Ed Brost's three decade-long career with Shell (RDS-A)(RDS-B) spanned major energy projects from Houston, Texas to Canada's oil patch. But the now-retired engineer says he wouldn't pick the oil and gas industry if he were starting out today.

"I'd skate to where the puck is going, not where it has been," the 70-year-old told Yahoo Finance Canada in a phone interview, borrowing a well-worn quote from NHL great Wayne Gretzky. "I think oil and gas is a declining career opportunity for people at a time when the world is changing."

His remarks come as a new poll from Iron & Earth, an Edmonton-based worker-led industry group, shows climate-related fear is the norm among those employed in the sector.

Iron & Earth conducted an online survey of 300 Canadian residents working in oil, gas or coal between May 24 and June 11. According to the results, 60 per cent fear being left behind amid a transition to greener sources of energy without further training and career support. Virtually the same portion (61 per cent) say they believe Canada should pivot towards a net-zero economy by 2050, and 67 per cent say they recognize the threat of climate change.

"The world is not going back to the energy systems that we had in the 20th century," Brost said from his boat in Sarnia, Ont. on Tuesday. "Energy workers have an opportunity today. We need the skills that they have to help Canada meet its [climate] commitments."

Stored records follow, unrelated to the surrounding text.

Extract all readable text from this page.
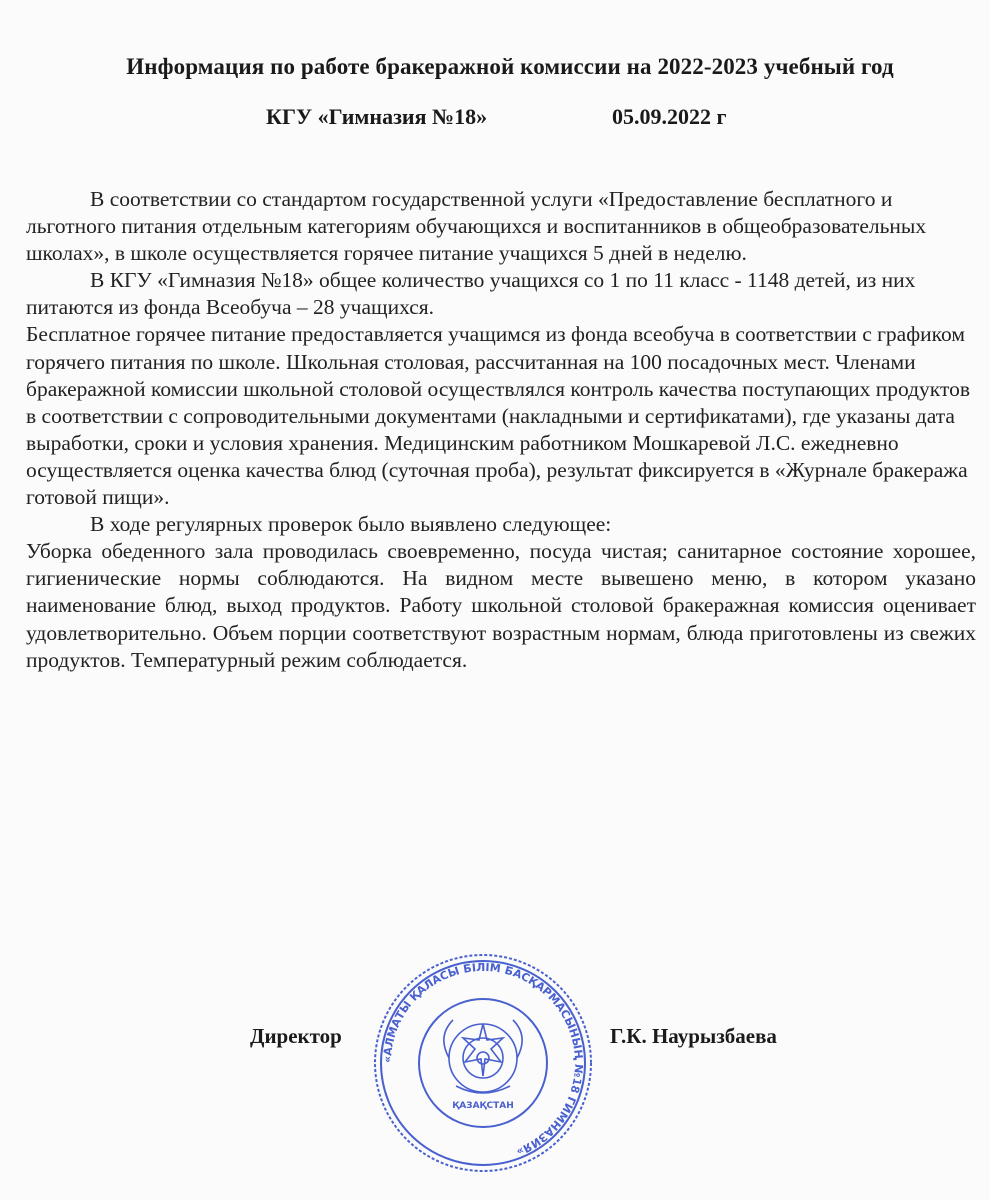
Информация по работе бракеражной комиссии на 2022-2023 учебный год
КГУ «Гимназия №18»	05.09.2022 г

В соответствии со стандартом государственной услуги «Предоставление бесплатного и льготного питания отдельным категориям обучающихся и воспитанников в общеобразовательных школах», в школе осуществляется горячее питание учащихся 5 дней в неделю.

В КГУ «Гимназия №18» общее количество учащихся со 1 по 11 класс - 1148 детей, из них питаются из фонда Всеобуча – 28 учащихся.

Бесплатное горячее питание предоставляется учащимся из фонда всеобуча в соответствии с графиком горячего питания по школе. Школьная столовая, рассчитанная на 100 посадочных мест. Членами бракеражной комиссии школьной столовой осуществлялся контроль качества поступающих продуктов в соответствии с сопроводительными документами (накладными и сертификатами), где указаны дата выработки, сроки и условия хранения. Медицинским работником Мошкаревой Л.С. ежедневно осуществляется оценка качества блюд (суточная проба), результат фиксируется в «Журнале бракеража готовой пищи».

В ходе регулярных проверок было выявлено следующее:

Уборка обеденного зала проводилась своевременно, посуда чистая; санитарное состояние хорошее, гигиенические нормы соблюдаются. На видном месте вывешено меню, в котором указано наименование блюд, выход продуктов. Работу школьной столовой бракеражная комиссия оценивает удовлетворительно. Объем порции соответствуют возрастным нормам, блюда приготовлены из свежих продуктов. Температурный режим соблюдается.

Директор	Г.К. Наурызбаева
«АЛМАТЫ ҚАЛАСЫ БІЛІМ БАСҚАРМАСЫНЫҢ №18 ГИМНАЗИЯ»
ҚАЗАҚСТАН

According to the Canadian Association of Petroleum Producers, the number of jobs in the upstream oil and gas sector has fallen nearly 30 per cent since 2014. Ottawa and the Alberta government are exploring ways to retrain or upgrade the skills of oil and gas workers interested in other sectors such as tech.

Some 58 per cent of workers responding to the poll believe that they will thrive in a net-zero economy. However, most worried about needing to invest money (61 per cent) and time (64 per cent) in retraining. With a full scholarship, 75 per cent say they are open to retraining for up to 12 months, up from 56 per cent if no support is provided.

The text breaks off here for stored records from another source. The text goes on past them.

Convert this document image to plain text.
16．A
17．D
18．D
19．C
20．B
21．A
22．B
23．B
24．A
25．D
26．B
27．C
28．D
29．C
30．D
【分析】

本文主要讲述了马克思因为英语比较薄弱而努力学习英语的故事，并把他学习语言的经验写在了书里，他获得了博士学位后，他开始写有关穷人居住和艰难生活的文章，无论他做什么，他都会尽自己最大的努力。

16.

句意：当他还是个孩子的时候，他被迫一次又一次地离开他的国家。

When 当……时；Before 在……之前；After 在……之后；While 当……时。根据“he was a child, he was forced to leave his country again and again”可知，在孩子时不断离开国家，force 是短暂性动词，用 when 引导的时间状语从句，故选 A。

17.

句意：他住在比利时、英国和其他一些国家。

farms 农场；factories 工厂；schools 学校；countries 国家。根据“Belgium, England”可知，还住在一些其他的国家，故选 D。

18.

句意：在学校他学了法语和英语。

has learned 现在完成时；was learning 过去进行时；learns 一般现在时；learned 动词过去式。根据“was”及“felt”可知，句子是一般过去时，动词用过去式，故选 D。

"Workers shouldn't be out of pocket for training that will enable Canada to cut its emissions and remain competitive globally," Bruce Wilson, board chair of Iron & Earth, said in a statement. "The federal government must not only actively invest in worker training but also include workers at the table."

Justin Carter, a construction electrician and former oil and gas worker from Newfoundland and Labrador, says retraining will be challenging for many in the industry without meaningful financial support.

"People are trying to save money, to put away what they can. A lot of people are out of work here, so the cost of retraining is a worry," he told Iron & Earth in a statement accompanying the survey. 

"People need to be retrained to transition, but they may not be able to afford to on their own."